American Airlines is modernizing its planes.
Well, some of them.
Yet it only takes one serious incident to make you wonder how well any airline's planes are being maintained, when the pressure is, these days, placed forcefully on prompt departure.
Jennifer Zanone was on a flight from Hong Kong to Dallas on Saturday, when an apparently routine landing turned into something landing on her child's head.

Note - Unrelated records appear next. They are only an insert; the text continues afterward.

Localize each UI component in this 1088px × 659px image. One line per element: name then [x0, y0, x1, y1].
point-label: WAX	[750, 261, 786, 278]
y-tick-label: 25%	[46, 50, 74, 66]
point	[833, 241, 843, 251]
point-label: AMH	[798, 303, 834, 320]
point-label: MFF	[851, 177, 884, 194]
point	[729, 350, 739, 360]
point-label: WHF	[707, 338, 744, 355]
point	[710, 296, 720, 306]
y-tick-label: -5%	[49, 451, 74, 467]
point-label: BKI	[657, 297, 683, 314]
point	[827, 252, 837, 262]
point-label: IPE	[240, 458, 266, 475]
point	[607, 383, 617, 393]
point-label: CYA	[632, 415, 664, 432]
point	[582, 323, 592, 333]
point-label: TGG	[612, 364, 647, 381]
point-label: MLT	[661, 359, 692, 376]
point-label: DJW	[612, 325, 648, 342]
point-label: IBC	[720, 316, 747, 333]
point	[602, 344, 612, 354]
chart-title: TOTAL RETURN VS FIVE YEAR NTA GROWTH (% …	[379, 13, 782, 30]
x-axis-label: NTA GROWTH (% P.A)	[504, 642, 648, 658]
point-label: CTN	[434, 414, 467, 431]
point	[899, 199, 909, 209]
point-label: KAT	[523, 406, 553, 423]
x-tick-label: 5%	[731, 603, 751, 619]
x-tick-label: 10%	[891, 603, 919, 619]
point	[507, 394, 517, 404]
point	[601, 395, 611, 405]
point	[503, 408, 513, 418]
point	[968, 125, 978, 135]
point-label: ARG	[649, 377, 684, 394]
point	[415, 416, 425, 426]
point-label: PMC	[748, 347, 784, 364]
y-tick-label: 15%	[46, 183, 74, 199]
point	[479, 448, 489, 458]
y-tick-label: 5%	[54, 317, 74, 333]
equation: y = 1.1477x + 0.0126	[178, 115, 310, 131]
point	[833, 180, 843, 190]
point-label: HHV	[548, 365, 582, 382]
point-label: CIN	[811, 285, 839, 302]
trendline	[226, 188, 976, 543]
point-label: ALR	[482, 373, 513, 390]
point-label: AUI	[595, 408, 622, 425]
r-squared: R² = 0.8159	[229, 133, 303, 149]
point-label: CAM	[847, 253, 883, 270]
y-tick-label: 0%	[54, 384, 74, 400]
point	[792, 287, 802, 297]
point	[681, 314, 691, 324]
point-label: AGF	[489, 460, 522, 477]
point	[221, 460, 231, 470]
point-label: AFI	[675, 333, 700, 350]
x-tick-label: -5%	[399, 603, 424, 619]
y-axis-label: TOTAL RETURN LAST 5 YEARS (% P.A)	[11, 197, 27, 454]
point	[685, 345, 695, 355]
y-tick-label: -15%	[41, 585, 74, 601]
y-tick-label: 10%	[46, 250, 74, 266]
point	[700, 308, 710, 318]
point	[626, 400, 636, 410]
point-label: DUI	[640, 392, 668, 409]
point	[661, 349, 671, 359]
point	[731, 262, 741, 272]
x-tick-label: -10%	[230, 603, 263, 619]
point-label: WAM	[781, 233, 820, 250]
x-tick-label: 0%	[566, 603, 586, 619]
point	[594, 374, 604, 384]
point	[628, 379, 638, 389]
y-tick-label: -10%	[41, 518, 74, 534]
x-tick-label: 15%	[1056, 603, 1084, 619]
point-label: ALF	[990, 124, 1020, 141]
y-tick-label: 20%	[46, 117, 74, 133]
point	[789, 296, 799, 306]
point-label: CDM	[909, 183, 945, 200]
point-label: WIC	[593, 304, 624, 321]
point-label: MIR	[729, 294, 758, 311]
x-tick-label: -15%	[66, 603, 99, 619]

As she explained on Facebook, a ceiling panel -- with an oxygen tank attached -- gave way and landed on her one-year-old child, whom she was holding on her lap.
Worse, said Zanone, she was asked by a Flight Attendant to wait for a gate agent to document the incident on the Boeing 777-300.
"We were never met by an agent," she told me. "Which is why I proceeded to the customer service table to get help." There, she says, she didn't get any customer service.
"The lady at the customer service desk was very nice, but she told me she could do nothing for me because she was not a supervisor. She called the supervisors for 1.5 hours and was frustrated that we were being given the runaround (her words)," Zanone told me.
It's bad enough when there's an incident in which a child could have been hurt.
It's surely worse when the airline appears not to react in a serious manner.
I asked American for its view.
"American's primary concern is for the Zanone family and their young child," an airline spokesperson told me. "Our customer relations team has spoken with Mrs. Zanone to offer additional support and obtain details of what transpired."
I asked Zanone what additional support she'd been offered.
"American called me this morning simply to say they would email me more information," Zanone said. "I have not received any emails at this time, so I am not certain what additional assistance we were offered."
The picture suggests that what transpired was serious.
Yet Danone's exhortation that one should "fly American Airlines with extreme caution" suggests a slight disconnect between the airline and its customer.
She said she declined medical assistance at the airport "because I didn't know what the medic could do on site with a jet-lagged, exhausted child, so I chose to monitor him myself until I could get him back to his own doctor."
Of course, no airline is perfect. Why, Delta passengers found themselves rained on during a flight last year.
I had an experience with Virgin Atlantic last year when an armrest came away on a really quite new Boeing 787 Dreamliner.
The way an airline reacts matters.
In Danone's case, it's clear she wasn't happy with how she was treated.
"I just can't comprehend why the airline wouldn't meet with us following the incident," Danone told me.
All too often, it does seem that some airlines' resources are stretched to severe limits and staff simply aren't in a position to react. Of course, on occasion the staff doesn't care.
When it comes to American Airlines, some fear that management is worried about trying to make staff take on too many responsibilities, thereby risking employee unrest.
Still, what would have happened had Zanone's child been struck more severely and suffered serious injury?
I fancy one or two people will wonder about the plane. I understand it was swiftly repaired and flew off to São Paul, Brazil within hours.